Alina terdiam sesaat, memikirkan ucapan pemuda tersebut. "Maaf, jangan panggil aku Neng. Panggil aku Alina," ucap Alina dengan menoleh sekilas pada wajah pemuda yang berada di sampingnya.
Alina baru menyadari jika pemuda yang ada di sampingnya terlihat sangat menarik sekali dengan sedikit ditumbuhi bulu-bulu halus di dagunya.
"Tampan!" satu kata yang terbesit di dalam hati Alina ketika melihat pemuda tersebut nampak tersenyum manis padanya. Namun, pandangan Alina kembali tertuju pada sosok Bagaskara Ardhana Putra yang dari kejauhan tampak mengendarai motor sportnya dan mengejar mobil angkutan umum yang sedang di tumpanginya.
"Mas Bagas, bagaimana ini?" bathin Alina dengan menyembunyikan wajahnya di belakang tubuh pemuda yang ada di sampingnya. Membuat pemuda tersebut mengernyitkan dahinya.
"Maaf, Neng Alina. Eh, Alina maksudnya," ucap pemuda tersebut khawatir salah menyebut nama Alina. Pasalnya, pemuda tersebut merasa hal yang tak lazim ketika gadis manis tersebut bersembunyi di balik punggungnya.
"Maaf, aku pinjam punggungnya." Alina kembali menyembunyikan wajahnya ketika Bagaskara hampir mendekati mobil yang di tumpanginya. Ia tidak ingin Bagaskara sampai melihat dirinya didalam mobil angkutan umum tersebut.
Beruntung ketika sampai di lampu merah mobil yang di tumpangi Alina melaju duluan. Sedangkan Bagaskara harus sabar menunggu sejenak lantaran arus kendaraan yang melintas lalu lalang begitu padatnya. Membuat Bagaskara harus antri lebih lama lagi.
"Si*lan, aku kehilangan jejaknya!" umpat Bagaskara dengan memukul stang motornya.

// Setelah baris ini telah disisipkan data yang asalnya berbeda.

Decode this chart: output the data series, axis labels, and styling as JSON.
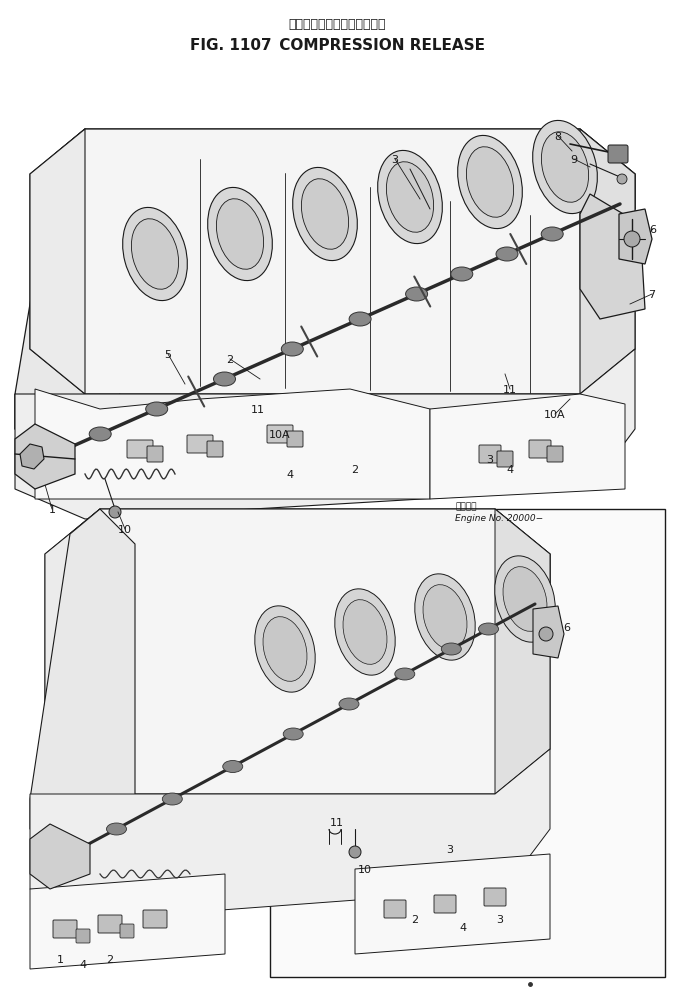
{
  "title_japanese": "コンプレッション　リリース",
  "title_english": "FIG. 1107 COMPRESSION RELEASE",
  "engine_note_jp": "適用号地",
  "engine_note_en": "Engine No. 20000−",
  "bg": "#ffffff",
  "lc": "#1a1a1a",
  "fig_width": 6.75,
  "fig_height": 10.03,
  "dpi": 100
}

"Awas saja kau Alina, aku akan menemui mu dirumah bibi Chintya. Tidak ada yang tahu jika kita memiliki hubungan spesial. Aku akan membuat mu tak berkutik barang sedetik pun. Dan aku pastikan kau akan bertekuk lutut di bawah kaki ku! Jangan salahkan aku jika diriku menggunakan cara yang halus untuk melumpuhkan mu! Sungguh, kau telah menghancurkan mimpi-mimpi dan harapan ku. Di alam jagat ini tak ada satu orang pun yang bisa memiliki mu, kecuali aku!" bathin Bagaskara yang mulai dibisiki pikiran jahat dan kotor.
***
Dua puluh menit kemudian.
Alina sudah sampai di kediamannya, "Bang stoppp! berhenti di sini!" pekik Alina setengah histeris.
"Astaghfirullah!" hampir copot jantung ku, ini gadis postur tubuh kecil mungil. Namun, pekikannya terasa memekakkan gendang telinga ku." Pemuda yang duduk bersebelahan dengan Alina melakukan aksi protes didalam hatinya.
Abang sopir segera menepi dan menghentikan laju kendaraannya, Alina segera turun dari mobil angkot tersebut dengan melongos begitu saja tanpa melirik pemuda yang ada di sampingnya.
"Hey, Neng Alina! kau belum berterima kasih pada ku," ucap pemuda tersebut seperti menuntut haknya. Sebab, karena dirinya gadis itu selamat dari genggaman Bagaskara Ardhana Putra.
Alina menghentikan langkahnya, "Oh ya, maaf terima kasih atas punggungnya!" ucap Alina dengan berjalan ke depan guna membayar ongkos mobilnya.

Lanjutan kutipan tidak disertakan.